O livro da última edição do Atelier Poético – Residências em movimento, o projeto de mobilidade internacional de poetas da OEI, foi apresentado durante o painel sobre multilinguismo, estando já disponível online. Contou com participação de Ana Paula Laborinho, Joana Pinho, responsável da organização do FÓLIO, e Mariana Migliari, técnica da área de Multilinguismo da OEI.

O papel das línguas na identidade, resistência e democracia
Entre sessões de leitura e contacto entre oradores e sociedade civil, debateu-se o papel das línguas nacionais na criação literária, nos diálogos entre esses idiomas, o português e o espanhol, e a importância dos direitos culturais na consolidação das democracias.
No painel Identidade e Resistência, o escritor moçambicano Ungalani Ba Ka Khosa ressaltou a diversidade linguística de Moçambique, que conta com 23 idiomas nacionais. “Nós escritores moçambicanos vamos sempre à procura de elementos que a língua portuguesa não comporta”, afirmou Ungalani. José Luiz Tavares, escritor cabo-verdiano, falou da importância de resistir às violências contra as línguas minoritárias e de trabalhar a oficialização da língua cabo-verdiana.
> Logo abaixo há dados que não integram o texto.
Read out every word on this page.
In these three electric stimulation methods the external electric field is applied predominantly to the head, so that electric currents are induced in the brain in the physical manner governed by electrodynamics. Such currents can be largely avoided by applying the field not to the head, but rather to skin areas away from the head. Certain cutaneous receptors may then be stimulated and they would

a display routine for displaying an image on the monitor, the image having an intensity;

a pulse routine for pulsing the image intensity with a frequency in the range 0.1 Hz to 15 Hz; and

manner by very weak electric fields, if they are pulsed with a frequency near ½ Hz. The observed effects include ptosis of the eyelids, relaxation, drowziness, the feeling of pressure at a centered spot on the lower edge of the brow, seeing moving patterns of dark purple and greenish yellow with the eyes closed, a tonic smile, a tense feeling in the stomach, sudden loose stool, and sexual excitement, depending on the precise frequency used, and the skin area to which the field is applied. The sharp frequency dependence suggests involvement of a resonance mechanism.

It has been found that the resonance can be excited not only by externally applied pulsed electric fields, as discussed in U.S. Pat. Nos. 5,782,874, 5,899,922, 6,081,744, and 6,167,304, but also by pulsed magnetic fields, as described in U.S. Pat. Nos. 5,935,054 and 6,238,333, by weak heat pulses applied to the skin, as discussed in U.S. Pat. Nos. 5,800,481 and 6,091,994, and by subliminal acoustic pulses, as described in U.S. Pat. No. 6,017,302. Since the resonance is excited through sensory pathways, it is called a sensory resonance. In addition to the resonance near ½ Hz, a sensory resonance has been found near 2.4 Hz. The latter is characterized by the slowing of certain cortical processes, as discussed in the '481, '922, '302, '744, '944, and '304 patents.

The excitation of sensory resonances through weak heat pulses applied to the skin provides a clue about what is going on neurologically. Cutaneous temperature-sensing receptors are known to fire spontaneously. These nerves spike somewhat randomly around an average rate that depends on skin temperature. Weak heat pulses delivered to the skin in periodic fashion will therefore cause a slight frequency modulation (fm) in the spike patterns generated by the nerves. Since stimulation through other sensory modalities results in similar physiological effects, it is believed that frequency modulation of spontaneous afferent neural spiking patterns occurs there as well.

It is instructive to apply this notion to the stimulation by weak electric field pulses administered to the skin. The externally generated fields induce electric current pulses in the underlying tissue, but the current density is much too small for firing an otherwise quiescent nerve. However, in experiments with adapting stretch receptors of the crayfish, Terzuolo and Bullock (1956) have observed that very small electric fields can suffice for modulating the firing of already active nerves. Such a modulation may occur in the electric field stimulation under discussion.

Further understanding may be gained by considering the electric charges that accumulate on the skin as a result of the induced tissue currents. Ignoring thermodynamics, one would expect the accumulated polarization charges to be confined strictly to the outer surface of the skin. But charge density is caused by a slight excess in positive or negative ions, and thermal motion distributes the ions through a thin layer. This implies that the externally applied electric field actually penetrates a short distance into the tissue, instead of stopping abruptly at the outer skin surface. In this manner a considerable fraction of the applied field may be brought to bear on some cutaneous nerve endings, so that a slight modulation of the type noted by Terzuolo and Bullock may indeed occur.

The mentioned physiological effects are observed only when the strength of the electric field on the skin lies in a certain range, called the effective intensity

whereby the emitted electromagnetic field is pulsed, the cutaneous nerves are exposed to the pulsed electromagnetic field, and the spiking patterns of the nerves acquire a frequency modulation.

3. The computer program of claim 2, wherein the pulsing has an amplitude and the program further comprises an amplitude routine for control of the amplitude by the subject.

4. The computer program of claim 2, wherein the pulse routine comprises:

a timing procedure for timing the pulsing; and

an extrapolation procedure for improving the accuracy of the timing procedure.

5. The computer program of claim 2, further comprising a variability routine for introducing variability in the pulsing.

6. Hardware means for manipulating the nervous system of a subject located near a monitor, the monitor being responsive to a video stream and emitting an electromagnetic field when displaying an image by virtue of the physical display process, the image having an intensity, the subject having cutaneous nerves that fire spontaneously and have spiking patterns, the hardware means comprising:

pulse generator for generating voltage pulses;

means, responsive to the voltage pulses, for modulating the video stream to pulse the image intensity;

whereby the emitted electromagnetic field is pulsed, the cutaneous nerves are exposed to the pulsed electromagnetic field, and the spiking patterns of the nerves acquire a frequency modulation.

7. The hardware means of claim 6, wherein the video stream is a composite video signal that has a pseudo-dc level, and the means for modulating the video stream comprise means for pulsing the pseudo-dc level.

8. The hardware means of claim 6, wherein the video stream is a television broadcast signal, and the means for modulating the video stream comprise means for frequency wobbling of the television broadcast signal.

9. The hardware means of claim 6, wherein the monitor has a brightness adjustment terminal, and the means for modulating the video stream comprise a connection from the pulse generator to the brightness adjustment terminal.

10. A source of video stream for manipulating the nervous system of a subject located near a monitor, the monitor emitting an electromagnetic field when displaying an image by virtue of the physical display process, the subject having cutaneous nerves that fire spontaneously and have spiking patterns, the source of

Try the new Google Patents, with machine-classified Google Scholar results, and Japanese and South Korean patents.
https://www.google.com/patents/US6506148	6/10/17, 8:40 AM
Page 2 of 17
Os benefícios da relação entre as línguas portuguesa e espanhola e os idiomas nacionais foi ressaltado.

Raphael Callou, diretor-geral de Cultura da OEI, apresentou as iniciativas de promoção da leitura da organização e as colaborações com entidades como a CERLALC, durante o painel “Leitura, cidadania e democracia”. A OEI tem trabalhado vários projetos que contribuem para os direitos à leitura, escrita e oralidade, sobretudo das línguas indígenas, que são “dos mais elementares a nível dos direitos culturais”, mencionou o diretor. Durante o debate, refletiu-se também sobre o papel da leitura na construção do espírito crítico e reforço das democracias.
Na conversa sobre “Literatura e Diversidade”, Trifonia Melibea Obono, da Guiné-Equatorial, abordou a resistência queer e a produção literária no país e, por outro lado, Yao Jing Ming, poeta macaense, falou da necessidade de preservar a língua portuguesa em Macau, como algo que caracteriza a região e a distingue de outros lugares da República Popular da China. O escritor Mário Loff, de Cabo Verde, apontou várias idiossincrasias do país refletidas na sua criação poética, nomeadamente, o papel das badias, mulheres da ilha de Santiago com um papel importante na preservação do crioulo da ilha.
Ler África Ibero América volta em setembro do próximo ano ao Tarrafal, para continuar a celebrar a diversidade cultural e a construir laços entre países e regiões.